The act of profound sacrifice begins to unfold, driven by individual agency and a desperate hope for a better future. Lieutenant Castillo, now the last senior officer, stands before Picard, his youthful resolve hardened by loss. Despite the overwhelming odds and the certainty of his ship's destruction, he bravely commits to leading the Enterprise-C back into the temporal rift, earning Picard's deep admiration. Their shared, tough salute underscores the gravity of the mission and the respect forged in crisis. A poignant farewell between Castillo and Tasha in the Transporter Room, culminating in a tender, unspoken kiss, encapsulates the love and connection that might have been, intensifying the emotional weight of their impending separation. The emotional core of this act detonates when Guinan delivers a shattering personal truth to Tasha Yar: she is 'not supposed to be here... Dead,' and her original death was 'empty' and 'without purpose.' This revelation, rather than paralyzing Tasha, ignites a fierce determination. She confronts Picard, requesting a transfer to the Enterprise-C, choosing to face certain death if it means her sacrifice will 'count for something.' Picard, recognizing the immense courage and moral clarity in her decision, grants her permission. Tasha then reports for duty on the Enterprise-C, her resolve unyielding, accepting her fate with a fierce dedication to ensuring the mission's success, cementing her role as a volunteer to restore history, and adding a deeply personal layer to the grand temporal gamble.

Act 5

The climax explodes with visceral intensity, a desperate, pitched battle for the fate of history. Tasha Yar, having made her choice, bids a quiet farewell to her Enterprise-D crewmates, a silent acknowledgment of the profound sacrifice she is about to make. On the Enterprise-C, she assumes tactical command, ready to face the inevitable. Three Klingon K'vort battlecruisers materialize, launching a relentless assault on the Enterprise-D. Captain Picard, embodying unwavering moral leadership, defiantly positions his ship as a shield for the crippled Enterprise-C, declaring, 'We may not survive... but we must succeed.' The Enterprise-D endures catastrophic damage, its systems failing, its hull buckling under continuous fire.
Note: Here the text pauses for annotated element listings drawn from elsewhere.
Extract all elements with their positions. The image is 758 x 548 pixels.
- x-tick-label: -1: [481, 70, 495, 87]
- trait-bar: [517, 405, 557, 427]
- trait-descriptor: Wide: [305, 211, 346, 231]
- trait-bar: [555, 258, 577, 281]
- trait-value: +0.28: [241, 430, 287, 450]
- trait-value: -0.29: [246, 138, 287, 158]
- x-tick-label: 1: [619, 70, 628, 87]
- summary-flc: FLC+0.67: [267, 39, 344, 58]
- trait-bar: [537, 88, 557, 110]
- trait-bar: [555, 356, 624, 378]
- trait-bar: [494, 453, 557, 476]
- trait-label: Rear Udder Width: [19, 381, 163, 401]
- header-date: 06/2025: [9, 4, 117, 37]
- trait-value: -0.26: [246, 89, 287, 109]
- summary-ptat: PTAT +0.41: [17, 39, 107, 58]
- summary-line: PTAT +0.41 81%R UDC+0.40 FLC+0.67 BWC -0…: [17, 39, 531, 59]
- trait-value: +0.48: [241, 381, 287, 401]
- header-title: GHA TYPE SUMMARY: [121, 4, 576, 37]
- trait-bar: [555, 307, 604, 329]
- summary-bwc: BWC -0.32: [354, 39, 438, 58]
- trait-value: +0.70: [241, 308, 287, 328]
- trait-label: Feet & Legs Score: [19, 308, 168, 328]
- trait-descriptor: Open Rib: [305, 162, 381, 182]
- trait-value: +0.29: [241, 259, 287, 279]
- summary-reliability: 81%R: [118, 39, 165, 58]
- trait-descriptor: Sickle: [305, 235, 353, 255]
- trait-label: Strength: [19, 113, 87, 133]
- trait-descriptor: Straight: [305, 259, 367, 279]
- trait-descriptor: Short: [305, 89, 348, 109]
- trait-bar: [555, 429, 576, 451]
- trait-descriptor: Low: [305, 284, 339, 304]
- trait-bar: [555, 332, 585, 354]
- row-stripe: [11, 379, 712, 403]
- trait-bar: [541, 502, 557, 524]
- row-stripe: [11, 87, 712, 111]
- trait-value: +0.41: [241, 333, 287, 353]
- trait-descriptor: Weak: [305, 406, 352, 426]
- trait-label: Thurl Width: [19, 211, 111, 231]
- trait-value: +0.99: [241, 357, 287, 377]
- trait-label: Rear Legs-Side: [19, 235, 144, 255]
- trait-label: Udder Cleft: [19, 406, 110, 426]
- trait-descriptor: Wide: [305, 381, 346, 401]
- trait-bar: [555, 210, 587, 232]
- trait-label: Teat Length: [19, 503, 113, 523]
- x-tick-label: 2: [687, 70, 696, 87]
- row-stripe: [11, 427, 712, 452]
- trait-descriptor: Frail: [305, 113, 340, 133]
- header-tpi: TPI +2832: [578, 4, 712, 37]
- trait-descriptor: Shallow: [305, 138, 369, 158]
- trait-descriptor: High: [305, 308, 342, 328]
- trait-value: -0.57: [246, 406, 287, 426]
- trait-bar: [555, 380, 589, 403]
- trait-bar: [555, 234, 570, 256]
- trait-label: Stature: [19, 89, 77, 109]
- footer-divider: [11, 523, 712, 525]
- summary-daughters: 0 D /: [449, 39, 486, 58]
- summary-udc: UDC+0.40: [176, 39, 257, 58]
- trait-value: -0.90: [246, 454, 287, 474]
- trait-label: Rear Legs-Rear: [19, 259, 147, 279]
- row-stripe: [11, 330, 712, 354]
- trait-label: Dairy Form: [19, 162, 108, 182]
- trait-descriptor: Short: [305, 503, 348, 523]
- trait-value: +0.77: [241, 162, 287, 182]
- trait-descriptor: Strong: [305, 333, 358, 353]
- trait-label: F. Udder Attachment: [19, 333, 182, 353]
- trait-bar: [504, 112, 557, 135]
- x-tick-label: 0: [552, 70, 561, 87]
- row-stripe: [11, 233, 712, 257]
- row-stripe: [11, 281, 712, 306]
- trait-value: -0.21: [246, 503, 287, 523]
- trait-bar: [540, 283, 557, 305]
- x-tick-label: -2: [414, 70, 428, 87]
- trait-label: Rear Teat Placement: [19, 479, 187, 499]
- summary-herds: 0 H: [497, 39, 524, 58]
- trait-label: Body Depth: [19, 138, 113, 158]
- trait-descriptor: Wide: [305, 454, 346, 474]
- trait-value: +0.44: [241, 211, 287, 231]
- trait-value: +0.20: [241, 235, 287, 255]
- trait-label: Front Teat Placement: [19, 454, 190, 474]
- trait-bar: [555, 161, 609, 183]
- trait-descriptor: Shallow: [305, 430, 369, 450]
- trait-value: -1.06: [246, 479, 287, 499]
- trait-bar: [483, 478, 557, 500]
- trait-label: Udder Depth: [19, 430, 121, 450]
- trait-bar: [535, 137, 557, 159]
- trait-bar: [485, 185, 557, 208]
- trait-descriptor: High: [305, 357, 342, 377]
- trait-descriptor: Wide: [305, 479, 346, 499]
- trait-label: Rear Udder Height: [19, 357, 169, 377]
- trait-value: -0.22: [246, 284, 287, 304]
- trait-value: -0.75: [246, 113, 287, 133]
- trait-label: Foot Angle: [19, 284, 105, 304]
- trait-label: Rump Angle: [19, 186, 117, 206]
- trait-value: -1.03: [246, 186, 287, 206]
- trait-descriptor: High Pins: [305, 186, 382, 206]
Geordi battles a critical coolant leak in Engineering, facing an imminent warp core breach, while Picard personally mans Tactical, refusing to yield. Amidst the chaos and mounting casualties, the Enterprise-C, guided by Castillo and Yar, times its entry perfectly, shimmering and then vanishing into the temporal rift, fulfilling its doomed mission. The Enterprise-D, battered and near destruction, emerges from the collapsing rift to find history instantly reset. The militarized bridge, the hardened crew, and the war itself evaporate, replaced by the familiar, peaceful reality. Guinan, though vindicated by the restoration of the proper timeline, bears the profound emotional cost. In Ten-Forward, she asks Geordi to 'tell me about Tasha Yar,' a poignant, tragic request that acknowledges the life given to mend the fabric of time, sealing the themes of sacrifice, honor, and the human price of righting a cosmic wrong.